In ricordo di Angelo Paino
- Andrea Italiano
- 26 gen 2019
- Tempo di lettura: 3 min
Angelo Paino nacque a Santa Marina Salina il 21 Giugno 1870 dal piccolo armatore Onofrio Paino e da Anna De Stefano; ben presto si dimostrò incline alla religione e per questo fu indirizzato presso vari collegi seminarili fino a quando, a Napoli, si laureò in teologia. Nel 1894 fu ordinato sacerdote nella sua Lipari ma subito si trasferì a Roma per studiare filosofia. Insegnò teologia nel seminario di Tursi e successivamente in quello di Trapani fino a quando, nel 1909, fu nominato vescovo di Lipari. Ma “nemo propheta in patria” e anche Paino, nel giro di pochi anni, fu costretto ad abbandonare l’isola dopo manifestazioni di piazza. Tuttavia, la sua carriera non subì nessuna stroncatura da questo episodio e dopo Lipari, Paino venne nominato vescovo (anzi Arcivescovo e Archimandrita) di Messina nel 1923. La Messina che Paino si trovò davanti agli occhi era più o meno quella del 1908: un cumulo di macerie e la stessa cattedra del vescovo era ospitata in una baracca di legno. Paino capì allora quale potesse essere la sua unica missione: ricostruire. E ricostruire, prima dello spirito, il corpo. Per questo, più che un pastore di anime Paino si trovò costretto ad essere un pastore di persone reali, nei guai fino al collo: ad essi non servono santi, servono muratori. Paino non fu un santo, fu un uomo. Fu uno dei più straordinari “ricostruttori” della storia siciliana e se invece di essere un prete fosse stato un politico, il suo nome non avrebbe avuto eguali per secoli. Tre mesi dopo l’ingresso in Cattedrale di Paino, capitò a Messina Mussolini, di rientro da Catania. La città era ancora quella del terremoto, oltre alle cose erano scomparsi gli uomini. “Messina deve completamente risorgere, deve tornare bella, grande, prosperosa come era una volta. Non è soltanto un interesse messinese o siciliano, è un interesse di ordine squisitamente nazionale”. In un libro apologetico pubblicato per i venticinque anni della nomina episcopale di Paino “Giubileo Episcopale di S.E. Mons. Angelo Paino” pubblicato a Messina nel 1934, ci si accorge che in appena undici anni di governo diocesano si conta la ricostruzione o il restauro di cento chiese, oltre ad una decina di nuovi conventi e a svariate edifici adibiti ad azioni sociali.

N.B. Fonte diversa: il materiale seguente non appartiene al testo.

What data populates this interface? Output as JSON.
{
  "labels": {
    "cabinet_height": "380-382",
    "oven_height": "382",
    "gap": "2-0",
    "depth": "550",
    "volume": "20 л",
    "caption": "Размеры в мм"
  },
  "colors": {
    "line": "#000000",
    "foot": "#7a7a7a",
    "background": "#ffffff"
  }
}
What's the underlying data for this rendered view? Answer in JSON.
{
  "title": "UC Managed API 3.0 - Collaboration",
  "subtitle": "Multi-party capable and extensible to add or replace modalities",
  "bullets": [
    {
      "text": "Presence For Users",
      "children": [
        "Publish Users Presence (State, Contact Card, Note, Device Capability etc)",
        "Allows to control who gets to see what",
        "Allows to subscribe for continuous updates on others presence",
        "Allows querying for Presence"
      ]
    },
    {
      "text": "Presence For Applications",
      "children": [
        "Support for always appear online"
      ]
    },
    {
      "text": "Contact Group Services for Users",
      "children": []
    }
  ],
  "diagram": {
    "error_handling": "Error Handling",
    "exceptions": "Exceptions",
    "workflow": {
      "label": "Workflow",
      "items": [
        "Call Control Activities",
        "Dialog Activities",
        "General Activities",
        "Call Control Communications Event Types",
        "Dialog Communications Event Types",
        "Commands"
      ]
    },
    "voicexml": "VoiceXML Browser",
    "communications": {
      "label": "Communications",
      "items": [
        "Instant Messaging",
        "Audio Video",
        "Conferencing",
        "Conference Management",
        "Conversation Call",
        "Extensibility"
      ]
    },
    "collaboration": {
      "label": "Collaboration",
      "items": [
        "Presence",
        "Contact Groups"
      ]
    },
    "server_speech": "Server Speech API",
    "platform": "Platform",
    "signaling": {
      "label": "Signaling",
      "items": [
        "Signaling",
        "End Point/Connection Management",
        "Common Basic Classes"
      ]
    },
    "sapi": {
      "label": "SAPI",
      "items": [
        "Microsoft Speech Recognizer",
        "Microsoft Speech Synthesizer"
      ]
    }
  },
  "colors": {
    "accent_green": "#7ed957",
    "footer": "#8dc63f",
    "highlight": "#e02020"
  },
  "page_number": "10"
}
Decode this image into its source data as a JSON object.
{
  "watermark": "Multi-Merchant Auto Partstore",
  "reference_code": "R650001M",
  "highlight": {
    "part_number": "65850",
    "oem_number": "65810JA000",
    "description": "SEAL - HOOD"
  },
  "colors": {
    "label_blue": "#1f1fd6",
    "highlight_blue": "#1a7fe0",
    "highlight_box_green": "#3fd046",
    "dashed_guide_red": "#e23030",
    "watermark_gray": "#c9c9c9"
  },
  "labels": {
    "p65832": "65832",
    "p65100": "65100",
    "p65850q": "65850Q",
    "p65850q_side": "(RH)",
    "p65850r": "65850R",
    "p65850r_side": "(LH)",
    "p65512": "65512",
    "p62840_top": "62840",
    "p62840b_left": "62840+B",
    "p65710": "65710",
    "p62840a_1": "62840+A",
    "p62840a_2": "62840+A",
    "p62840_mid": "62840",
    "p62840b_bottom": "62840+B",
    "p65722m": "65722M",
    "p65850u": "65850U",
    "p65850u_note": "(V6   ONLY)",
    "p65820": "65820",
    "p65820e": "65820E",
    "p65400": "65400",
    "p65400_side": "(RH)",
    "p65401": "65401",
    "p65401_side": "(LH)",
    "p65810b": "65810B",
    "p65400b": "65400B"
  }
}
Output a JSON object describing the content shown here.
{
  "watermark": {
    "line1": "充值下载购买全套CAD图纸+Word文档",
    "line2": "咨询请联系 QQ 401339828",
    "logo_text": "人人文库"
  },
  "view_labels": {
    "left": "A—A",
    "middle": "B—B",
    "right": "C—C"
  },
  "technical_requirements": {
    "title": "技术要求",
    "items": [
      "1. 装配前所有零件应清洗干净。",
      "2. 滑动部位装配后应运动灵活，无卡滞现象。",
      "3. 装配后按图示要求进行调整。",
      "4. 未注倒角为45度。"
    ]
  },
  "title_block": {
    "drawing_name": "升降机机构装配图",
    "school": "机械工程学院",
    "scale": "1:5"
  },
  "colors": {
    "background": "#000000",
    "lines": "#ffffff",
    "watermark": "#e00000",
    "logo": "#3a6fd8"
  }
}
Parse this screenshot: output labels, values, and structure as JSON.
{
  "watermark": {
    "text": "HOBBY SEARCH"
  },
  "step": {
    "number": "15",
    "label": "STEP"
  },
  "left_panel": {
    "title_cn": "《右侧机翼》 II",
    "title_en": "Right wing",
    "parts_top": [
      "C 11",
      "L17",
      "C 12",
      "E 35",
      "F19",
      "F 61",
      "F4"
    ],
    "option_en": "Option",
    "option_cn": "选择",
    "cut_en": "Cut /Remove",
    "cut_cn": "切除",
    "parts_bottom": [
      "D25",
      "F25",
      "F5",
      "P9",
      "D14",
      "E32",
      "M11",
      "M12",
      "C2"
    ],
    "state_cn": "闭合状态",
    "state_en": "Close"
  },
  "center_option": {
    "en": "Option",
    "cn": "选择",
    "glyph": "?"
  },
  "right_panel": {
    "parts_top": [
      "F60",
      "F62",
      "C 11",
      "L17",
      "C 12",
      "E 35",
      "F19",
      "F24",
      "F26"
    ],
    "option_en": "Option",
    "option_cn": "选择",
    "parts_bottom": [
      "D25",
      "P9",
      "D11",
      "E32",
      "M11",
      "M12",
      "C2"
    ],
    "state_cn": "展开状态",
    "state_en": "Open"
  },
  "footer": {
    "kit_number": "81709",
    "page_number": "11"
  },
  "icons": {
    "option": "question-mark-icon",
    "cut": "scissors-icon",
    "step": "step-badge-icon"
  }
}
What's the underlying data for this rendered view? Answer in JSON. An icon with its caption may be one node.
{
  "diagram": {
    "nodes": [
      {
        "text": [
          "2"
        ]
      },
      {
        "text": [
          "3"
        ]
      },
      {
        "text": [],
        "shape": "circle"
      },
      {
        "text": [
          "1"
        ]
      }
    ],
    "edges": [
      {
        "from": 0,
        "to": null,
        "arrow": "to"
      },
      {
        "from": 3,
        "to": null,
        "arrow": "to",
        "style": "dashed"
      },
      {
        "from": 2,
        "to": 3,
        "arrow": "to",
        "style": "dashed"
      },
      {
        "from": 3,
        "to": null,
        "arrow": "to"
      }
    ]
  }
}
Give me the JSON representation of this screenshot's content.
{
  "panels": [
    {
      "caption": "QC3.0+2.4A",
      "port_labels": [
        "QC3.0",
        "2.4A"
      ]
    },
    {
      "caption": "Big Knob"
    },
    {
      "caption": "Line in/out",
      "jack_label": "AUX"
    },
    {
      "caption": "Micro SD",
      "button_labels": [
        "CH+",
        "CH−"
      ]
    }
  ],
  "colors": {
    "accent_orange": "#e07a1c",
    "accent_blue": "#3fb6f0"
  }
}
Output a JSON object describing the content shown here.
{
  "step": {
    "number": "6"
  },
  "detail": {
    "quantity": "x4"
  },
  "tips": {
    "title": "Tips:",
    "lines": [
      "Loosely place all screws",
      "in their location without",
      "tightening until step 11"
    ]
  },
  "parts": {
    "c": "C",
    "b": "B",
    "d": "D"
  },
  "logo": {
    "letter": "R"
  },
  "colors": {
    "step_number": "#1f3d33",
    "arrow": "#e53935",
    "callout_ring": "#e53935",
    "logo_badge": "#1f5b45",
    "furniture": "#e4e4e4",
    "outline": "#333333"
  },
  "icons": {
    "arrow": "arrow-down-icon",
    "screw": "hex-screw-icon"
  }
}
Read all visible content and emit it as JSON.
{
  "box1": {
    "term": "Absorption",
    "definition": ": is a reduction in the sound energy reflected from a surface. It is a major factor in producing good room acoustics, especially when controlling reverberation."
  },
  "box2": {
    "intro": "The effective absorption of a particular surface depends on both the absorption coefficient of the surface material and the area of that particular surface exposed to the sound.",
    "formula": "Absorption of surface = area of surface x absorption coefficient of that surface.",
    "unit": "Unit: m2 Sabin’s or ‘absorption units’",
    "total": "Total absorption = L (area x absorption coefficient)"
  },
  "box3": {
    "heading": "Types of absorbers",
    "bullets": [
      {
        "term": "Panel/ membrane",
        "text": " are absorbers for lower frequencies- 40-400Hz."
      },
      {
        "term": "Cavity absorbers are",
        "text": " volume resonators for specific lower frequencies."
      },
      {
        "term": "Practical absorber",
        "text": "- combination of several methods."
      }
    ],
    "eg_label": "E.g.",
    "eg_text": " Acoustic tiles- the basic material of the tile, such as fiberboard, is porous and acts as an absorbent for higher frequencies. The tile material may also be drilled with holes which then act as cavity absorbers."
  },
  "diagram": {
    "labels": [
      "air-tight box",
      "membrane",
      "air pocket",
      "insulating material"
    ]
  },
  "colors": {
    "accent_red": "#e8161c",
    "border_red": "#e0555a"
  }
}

Era un mecenate d’arte e amante dell’arte a lui contemporanea, lasciò al Seminario da lui fondato un fondo di 30.000 libri antichi che oggi prende il nome di “Biblioteca painiana”.

Il Duomo -Cattedrale di Messina Paino lo ricostruì due volte, prima dalle ceneri del terremoto, poi dopo i bombardamenti inglesi che provocarono l’incendio della prima struttura painiana.
A fronte di questa opera titanica di ricostruzione, Paino fu un vescovo molto discusso anche a Messina. In più occasioni arrivarono alla curia romana lettere anonime di sacerdoti che lamentavano l’eccessiva lontananza del vescovo dalla sua sede naturale (per la maggior parte dell’anno Paino stava a Roma nell’intento di racimolare fondi per le sue costruzioni) o il suo pseudo-disinteresse per i problemi dottrinali e pastorali. Di queste cose l’Arcivescovo ne risponderà al Creatore, agli uomini basta sapere che grazie a Paino la vita religiosa e civili a Messina e in provincia (a Barcellona Pozzo di Gotto si deve a lui la costruzione della Basilica di San Sebastiano e il completamento del Duomo di Santa Maria Assunta) potè continuare a fronte di due immani disastri (il terremoto e la guerra mondiale) che avrebbero raso al suolo qualsiasi altra città. Angelo Paino, a partire dal 1945, forse perché considerato troppo compromesso con il passato regime fascista, fu lentamente estromesso dalla gestione della sua diocesi fino alle sue dimissioni, arrivate nel 1963. Qualche anno dopo, il 29 Luglio 1967, uno degli uomini più straordinari della storia di Messina morì.